Accusations of human rights abuses and the behaviour of the country’s leadership have done little to deter emerging market investors in the past. However, Turkmenistan combines this with a remarkable talent for attacking these investors by expropriating their assets, not paying their debts and chasing them out of the country.

Most recently, Turkmenistan cut access to its telecommunications lines for MTS, Russia’s largest telecoms company, despite the fact the company had built them. This prompted a $750 million arbitration claim launched in the World Bank’s International Centre for the Settlement of Commercial Disputes (ICSID) in 2018.

A Belarussian company, Belgorkhimprom, has been blocked from accessing a potash plant it built on a government contract. The company has still yet to be paid in full. In recent years flurry number of arbitrations have been filed by Turkish construction companies who have millions of dollars of unpaid debts.

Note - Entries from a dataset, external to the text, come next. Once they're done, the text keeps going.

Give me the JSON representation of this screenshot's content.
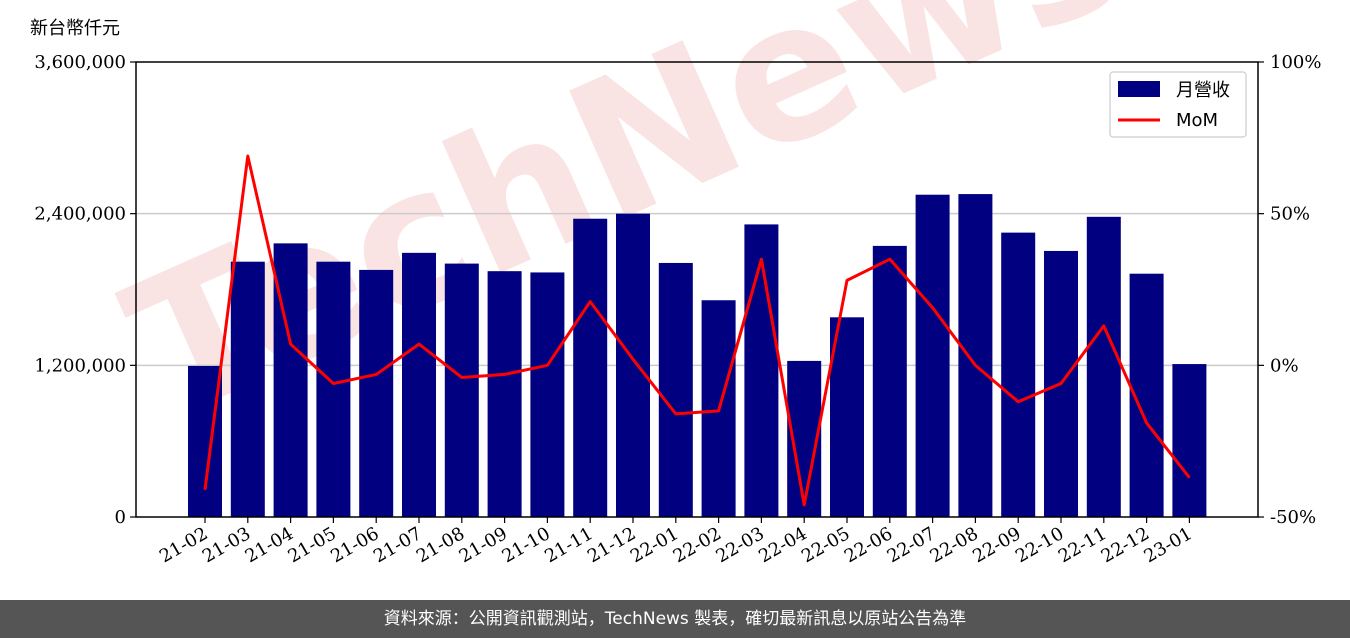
{
  "chart_data": {
    "type": "bar",
    "y_unit_label": "新台幣仟元",
    "categories": [
      "21-02",
      "21-03",
      "21-04",
      "21-05",
      "21-06",
      "21-07",
      "21-08",
      "21-09",
      "21-10",
      "21-11",
      "21-12",
      "22-01",
      "22-02",
      "22-03",
      "22-04",
      "22-05",
      "22-06",
      "22-07",
      "22-08",
      "22-09",
      "22-10",
      "22-11",
      "22-12",
      "23-01"
    ],
    "series": [
      {
        "name": "月營收",
        "kind": "bar",
        "axis": "left",
        "color": "#000080",
        "values": [
          1195000,
          2020000,
          2165000,
          2020000,
          1955000,
          2090000,
          2005000,
          1945000,
          1935000,
          2360000,
          2400000,
          2010000,
          1715000,
          2315000,
          1235000,
          1580000,
          2145000,
          2550000,
          2555000,
          2250000,
          2105000,
          2375000,
          1925000,
          1210000
        ]
      },
      {
        "name": "MoM",
        "kind": "line",
        "axis": "right",
        "color": "#ff0000",
        "values": [
          -41,
          69,
          7,
          -6,
          -3,
          7,
          -4,
          -3,
          0,
          21,
          2,
          -16,
          -15,
          35,
          -46,
          28,
          35,
          19,
          0,
          -12,
          -6,
          13,
          -19,
          -37
        ]
      }
    ],
    "y_left": {
      "min": 0,
      "max": 3600000,
      "ticks": [
        0,
        1200000,
        2400000,
        3600000
      ],
      "tick_labels": [
        "0",
        "1,200,000",
        "2,400,000",
        "3,600,000"
      ]
    },
    "y_right": {
      "min": -50,
      "max": 100,
      "ticks": [
        -50,
        0,
        50,
        100
      ],
      "tick_labels": [
        "-50%",
        "0%",
        "50%",
        "100%"
      ]
    },
    "grid": "horizontal",
    "legend": "top-right"
  },
  "watermark": "TechNews",
  "footer": {
    "text": "資料來源：公開資訊觀測站，TechNews 製表，確切最新訊息以原站公告為準"
  }
}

Turkmenistan’s greed has also hit German investors; In October 2018, ICSID registered a claim by German engineering company Unionmatex Industrieanlagen against Turkmenistan after state obstruction forced the company into administration.

Turkmenistan is in one of the greatest economic crises in its history. As ever-increasing agricultural output is reported on state television, the queues for flour become progressively longer as the Government axes both public services and ministries to save costs.

Russia and Iran have yet to restart gas imports. The country is in desperate need of international finance, and yet exposes itself as an unreliable partner to anyone that invests.

There is something deeply engrained in the German psyche to turn and look east towards exciting investment projects. Yet as Harms and his friends heap praise on representatives of this terrible regime, any investor engagement is futile.

Countless human rights reports have done little to curtail abuses carried out on citizens by an egotistic and insecure leader who has mismanaged the economy into the ground. With no positive investor climate to justify it, engaging with the Turkmen Government is a step too far.